Reports arose in December that the Trump administration was considering a new plan to separate border-crossing parents from their children as a way to scare others from seeking refuge in the U.S.
“The Trump administration is using this little girl and her mother as pawns in its draconian public policy experiment,” said Lee Gelernt, deputy director of the ACLU’s Immigrants’ Rights Project. “Not only is it horrific to rip this child from her mother, there is no legal justification for it.”
The lawsuit cites violations of the Constitution’s due process clause, federal law protecting asylum seekers, and the government’s own directive to release asylum seekers.
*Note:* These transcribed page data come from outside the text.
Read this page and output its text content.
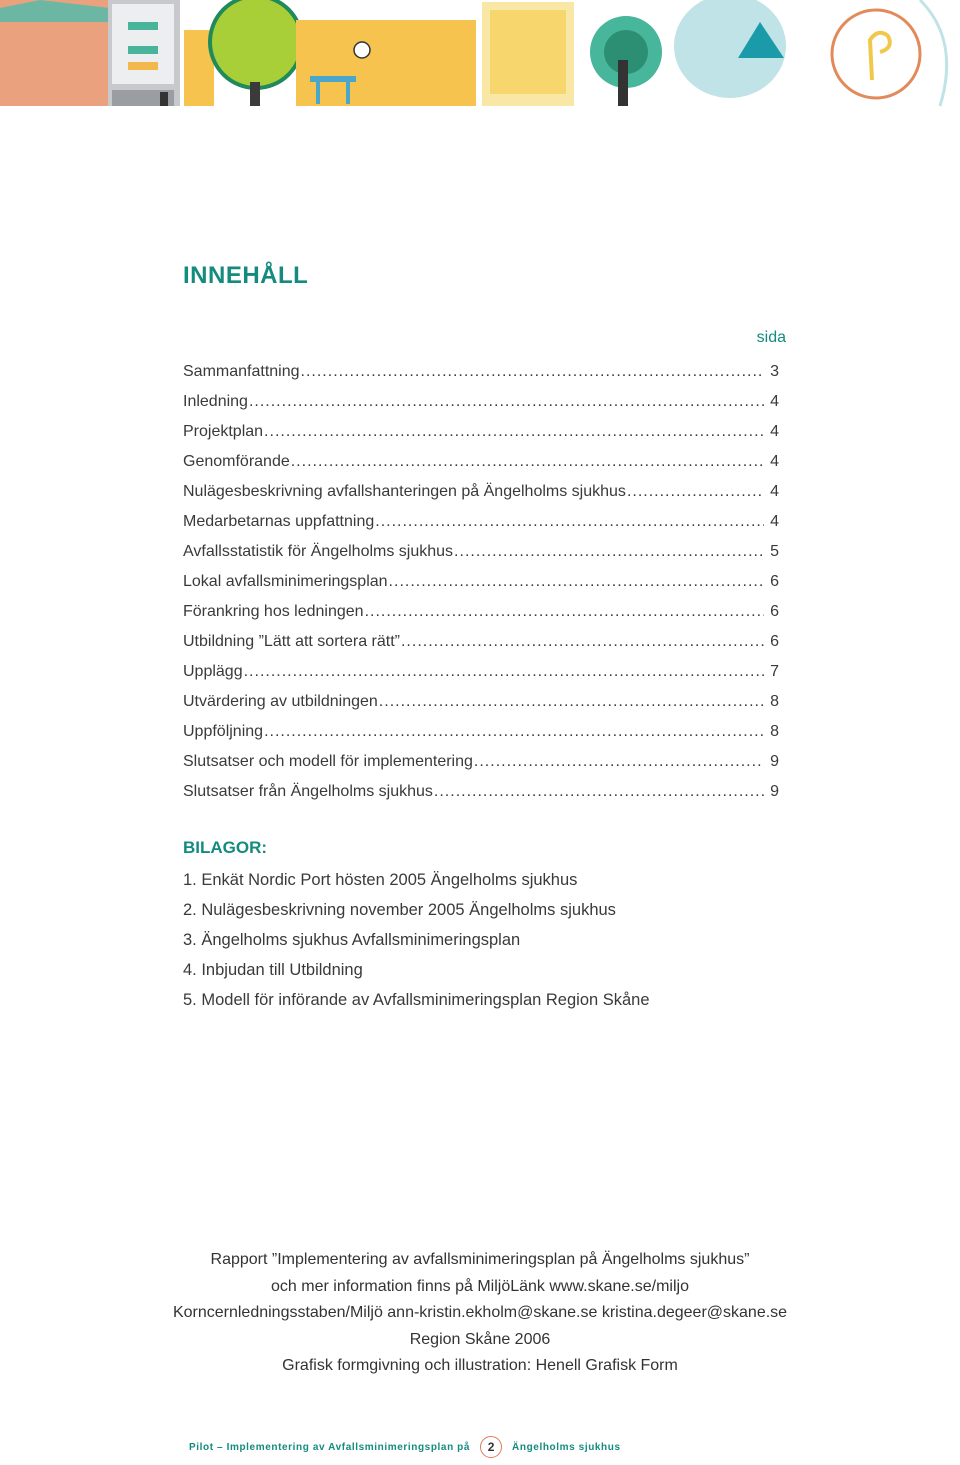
INNEHÅLL
sida
Sammanfattning .....	3
Inledning .....	4
Projektplan .....	4
Genomförande .....	4
Nulägesbeskrivning avfallshanteringen på Ängelholms sjukhus .....	4
Medarbetarnas uppfattning .....	4
Avfallsstatistik för Ängelholms sjukhus .....	5
Lokal avfallsminimeringsplan .....	6
Förankring hos ledningen .....	6
Utbildning ”Lätt att sortera rätt” .....	6
Upplägg .....	7
Utvärdering av utbildningen .....	8
Uppföljning .....	8
Slutsatser och modell för implementering .....	9
Slutsatser från Ängelholms sjukhus .....	9
BILAGOR:
1. Enkät Nordic Port hösten 2005 Ängelholms sjukhus
2. Nulägesbeskrivning november 2005 Ängelholms sjukhus
3. Ängelholms sjukhus Avfallsminimeringsplan
4. Inbjudan till Utbildning
5. Modell för införande av Avfallsminimeringsplan Region Skåne
Rapport ”Implementering av avfallsminimeringsplan på Ängelholms sjukhus”
och mer information finns på MiljöLänk www.skane.se/miljo
Korncernledningsstaben/Miljö ann-kristin.ekholm@skane.se kristina.degeer@skane.se
Region Skåne 2006
Grafisk formgivning och illustration: Henell Grafisk Form
Pilot – Implementering av Avfallsminimeringsplan på	2	Ängelholms sjukhus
Fearing death in the Congo, plaintiff “Ms. L” escaped with her daughter, eventually arriving at a port of entry near San Diego. The mom was given a screening interview with an asylum officer, who determined that her fear of persecution in her home country was credible and that she had a significant possibility of receiving full asylum following immigration proceedings.
Despite that determination, she has been locked away in the Otay Mesa Detention Center near San Diego, while her daughter was sent halfway across the country to a facility in Chicago. When the officers separated them, “Ms. L” could hear her daughter in the next room frantically screaming that she wanted to remain with her mother.
The girl has now sat traumatized and alone — 2,000 miles from her mother — for nearly four months.
Leading child welfare organizations, the American Academy of Pediatrics, and medical professionals have publicly denounced the forced separation of children from their parents. In a letter sent to Homeland Security Secretary Kirstjen Nielsen last month, they wrote: “We fear these actions will have significant and long-lasting consequences for the safety, health, development, and well-being of children, and urgently request that the Administration reverse course on any policies that would separate families.”
The case, Ms. L v. ICE, was filed in federal district court in San Diego. Immigration and Customs Enforcement and the Department of Homeland Security are among the named defendants.
The ACLU of San Diego & Imperial Counties is co-counsel with the ACLU.